Install the AksHci PowerShell modules

Configure the system proxy settings on each of the physical nodes in the cluster and ensure that all nodes have access to the URLs and ports outlined in System requirements.

If you are using remote PowerShell, you must use CredSSP.

Close all open PowerShell windows before running the following command:

Install-Module -Name AksHci -Repository PSGallery

If your environment uses a proxy server to access the internet, you might need to add proxy parameters to the Install-Module command before installing AKS. See the Install-Module documentation for details, and follow the Azure Local documentation to configure the proxy settings on the physical cluster nodes.

When you download the AksHci PowerShell module, we also download the Az PowerShell modules that are required for registering an AKS host with Azure for billing.

Configure an AKS host for a proxy server with basic authentication

If your proxy server requires authentication, open PowerShell as an administrator and run the following command to get credentials and set the configuration details:

$proxyCred = Get-Credential
$proxySetting=New-AksHciProxySetting -name "corpProxy" -http http://contosoproxy:8080 -https https://contosoproxy:8443 -noProxy localhost,127.0.0.1,.svc,10.0.0.0/8,172.16.0.0/12,192.168.0.0/16,.contoso.com -credential $proxyCredential

Configure an AKS host for a proxy server without authentication

If your proxy server doesn't require authentication, run the following command:

$proxySetting=New-AksHciProxySetting -name "corpProxy" -http http://contosoproxy:8080 -https https://contosoproxy:8443 -noProxy localhost,127.0.0.1,.svc,10.0.0.0/8,172.16.0.0/12,192.168.0.0/16,.contoso.com

Configure an AKS host for a proxy server with a trusted certificate

If your proxy server requires proxy clients to trust a certificate, specify the certificate file when you run Set-AksHciConfig. The format of the certificate file is Base-64 encoded X .509. This enables you to create and trust the certificate throughout the stack.

Important

If your proxy requires a certificate to be trusted by the physical Azure Local nodes, make sure that you import the certificate chain to the appropriate certificate store on each Azure Local node before you continue. Follow the procedures for your deployment to enroll the Azure Local nodes with the required certificates for proxy authentication.

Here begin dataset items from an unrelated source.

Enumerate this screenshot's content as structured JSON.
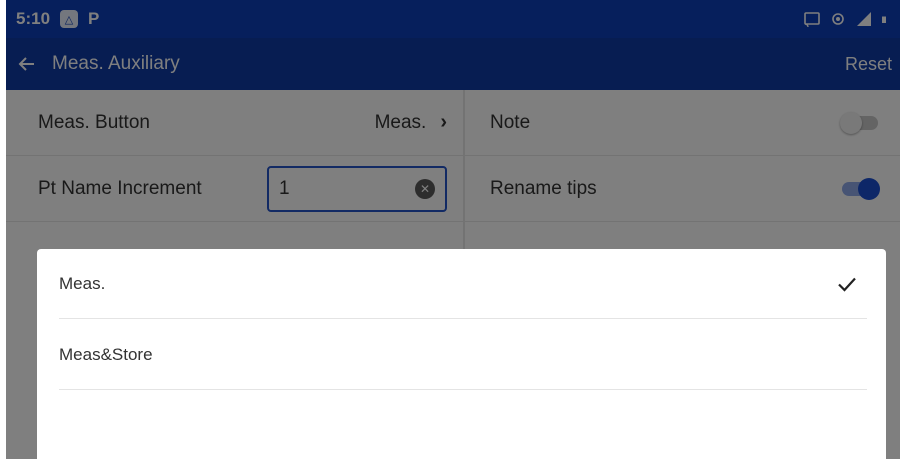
{
  "status_bar": {
    "time": "5:10",
    "icons": [
      "photos-icon",
      "parking-app-icon",
      "cast-icon",
      "hotspot-icon",
      "signal-icon",
      "battery-icon"
    ],
    "color": "#0d3fb8"
  },
  "app_bar": {
    "title": "Meas. Auxiliary",
    "reset_label": "Reset",
    "back_icon": "back-arrow-icon",
    "color": "#0e3aa5"
  },
  "settings": {
    "left": [
      {
        "label": "Meas. Button",
        "value": "Meas."
      },
      {
        "label": "Pt Name Increment",
        "value": "1"
      }
    ],
    "right": [
      {
        "label": "Note",
        "toggle": false
      },
      {
        "label": "Rename tips",
        "toggle": true
      }
    ]
  },
  "dialog": {
    "options": [
      {
        "label": "Meas.",
        "selected": true
      },
      {
        "label": "Meas&Store",
        "selected": false
      }
    ]
  },
  "colors": {
    "accent": "#1a4fd1",
    "scrim": "rgba(0,0,0,0.5)"
  }
}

$proxySetting=New-AksHciProxySetting -name "corpProxy" -http http://contosoproxy:8080 -https https://contosoproxy:8443 -noProxy localhost,127.0.0.1,.svc,10.0.0.0/8,172.16.0.0/12,192.168.0.0/16,.contoso.com -credential $proxyCredential

Note

Proxy certificates must be provided as a personal information exchange (PFX) file format or string, and contain the root authority chain to use the certificate for authentication or for SSL tunnel setup.

Next steps

You can now proceed with installing AKS on your Azure Local or Windows Server cluster, by running Set-AksHciConfig followed by Install-AksHci.